By Tracy Briggs for Area Voices
FARGO – Christmas is still a couple of weeks away but fear not, another very important holiday is knocking at your doorstep. Dec. 8 is “National Brownie Day.” (Cue the trumpets heralding the arrival of chocolatey fudgy yumminess!) Like many of these weird holidays, we’re not sure who started it, but aren’t we so glad they did? It gives us an excuse to indulge and look back on how this glorious treat was created.
According to the National Culinary Review, the brownie is believed to have been born during the Columbian Exposition held in Chicago in 1893 when Bertha Potter Palmer asked the chef at her family’s hotel to create a portable dessert that could be put inside a box lunch. The result was the Palmer House Brownie, a super rich, fudgy chocolate confection still sold today as “Bertha’s Brownie.”
Because of my attempts to eat low carb during the holidays, I’m opting for a brownie recipe that is a little better for me than most, but still tastes great! (What good is a bad brownie, am I right?) Replacing the traditional butter, all-purpose flour and white sugar with avocado, coconut flour and Stevia makes the version more heart-healthy, higher in protein and fiber and with fewer carbs. It’s still not a health food, but certainly eases the guilt a bit.
When I brought these brownies to the office, most of my co-workers said they couldn’t tell the difference from regular brownies. That might be, in part, because I thought they looked a little bare without frosting so I topped them with store-bought chocolate frosting I had in my pantry. (Let’s be serious, you could put chocolate frosting on shoe leather and it might taste good.) Even so, the brownies tasted great even without the frosting. I think I’ll do this again. Brownies, whether your run-of-the-mill recipe or one that seeks to be a little better for you, are too good to pass up, especially on this very important holiday.

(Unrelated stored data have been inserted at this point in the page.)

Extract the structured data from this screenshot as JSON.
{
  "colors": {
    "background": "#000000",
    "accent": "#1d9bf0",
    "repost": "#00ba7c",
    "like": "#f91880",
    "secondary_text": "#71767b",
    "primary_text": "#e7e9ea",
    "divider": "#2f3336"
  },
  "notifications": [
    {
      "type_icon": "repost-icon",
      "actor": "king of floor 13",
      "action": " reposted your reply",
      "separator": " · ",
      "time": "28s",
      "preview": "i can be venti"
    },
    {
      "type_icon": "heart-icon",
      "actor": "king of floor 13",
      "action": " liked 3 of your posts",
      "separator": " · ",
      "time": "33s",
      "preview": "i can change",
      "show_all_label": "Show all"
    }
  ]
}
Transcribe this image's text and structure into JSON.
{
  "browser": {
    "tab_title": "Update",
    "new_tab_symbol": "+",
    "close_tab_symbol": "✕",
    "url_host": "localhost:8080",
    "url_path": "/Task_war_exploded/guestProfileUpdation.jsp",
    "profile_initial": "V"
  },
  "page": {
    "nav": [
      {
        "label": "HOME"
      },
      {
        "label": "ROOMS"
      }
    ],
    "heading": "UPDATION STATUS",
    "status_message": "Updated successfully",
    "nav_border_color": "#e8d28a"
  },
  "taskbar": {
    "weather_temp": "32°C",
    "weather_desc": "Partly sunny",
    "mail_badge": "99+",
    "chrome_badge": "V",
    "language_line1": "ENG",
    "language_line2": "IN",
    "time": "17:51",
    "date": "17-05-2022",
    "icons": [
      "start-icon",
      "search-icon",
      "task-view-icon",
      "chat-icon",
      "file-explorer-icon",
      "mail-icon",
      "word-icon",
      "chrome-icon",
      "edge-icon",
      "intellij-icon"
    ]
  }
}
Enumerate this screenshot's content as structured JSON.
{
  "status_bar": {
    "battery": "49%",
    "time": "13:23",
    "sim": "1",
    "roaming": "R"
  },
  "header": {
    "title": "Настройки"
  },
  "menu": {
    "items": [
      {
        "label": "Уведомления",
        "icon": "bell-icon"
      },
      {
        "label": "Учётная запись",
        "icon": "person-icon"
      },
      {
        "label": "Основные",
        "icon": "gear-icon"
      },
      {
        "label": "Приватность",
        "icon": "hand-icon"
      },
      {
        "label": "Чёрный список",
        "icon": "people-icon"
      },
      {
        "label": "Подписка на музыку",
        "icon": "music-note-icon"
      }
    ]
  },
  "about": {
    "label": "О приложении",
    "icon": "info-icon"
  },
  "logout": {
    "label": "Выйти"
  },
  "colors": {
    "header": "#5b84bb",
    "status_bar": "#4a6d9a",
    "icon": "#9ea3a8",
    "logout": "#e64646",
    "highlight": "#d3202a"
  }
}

Better for You Avocado Brownies
1/2 teaspoon vanilla
4 tablespoons unsweetened cocoa powder
¼ cup Stevia powder
3 tablespoons coconut oil
⅔ cup crumbled dark chocolate
¾ cup almond flour
1/4 teaspoon baking soda
1 teaspoon baking powder
1/4 teaspoon salt
Preheat the oven to 350 degrees Fahrenheit. Peel the avocados and place in a food processor. Process until smooth. Place mixture in bowl and add vanilla, cocoa powder, Stevia, oil and eggs until combined. Add dry ingredients. Still until mixed. Spread in an 8- by 8-inch greased square baking pan. Bake for 25 to 30 minutes. Take out of the oven, let cool and slice into 12 pieces.
Recipe inspired by Keto Avocado Brownies from My PCOS Kitchen.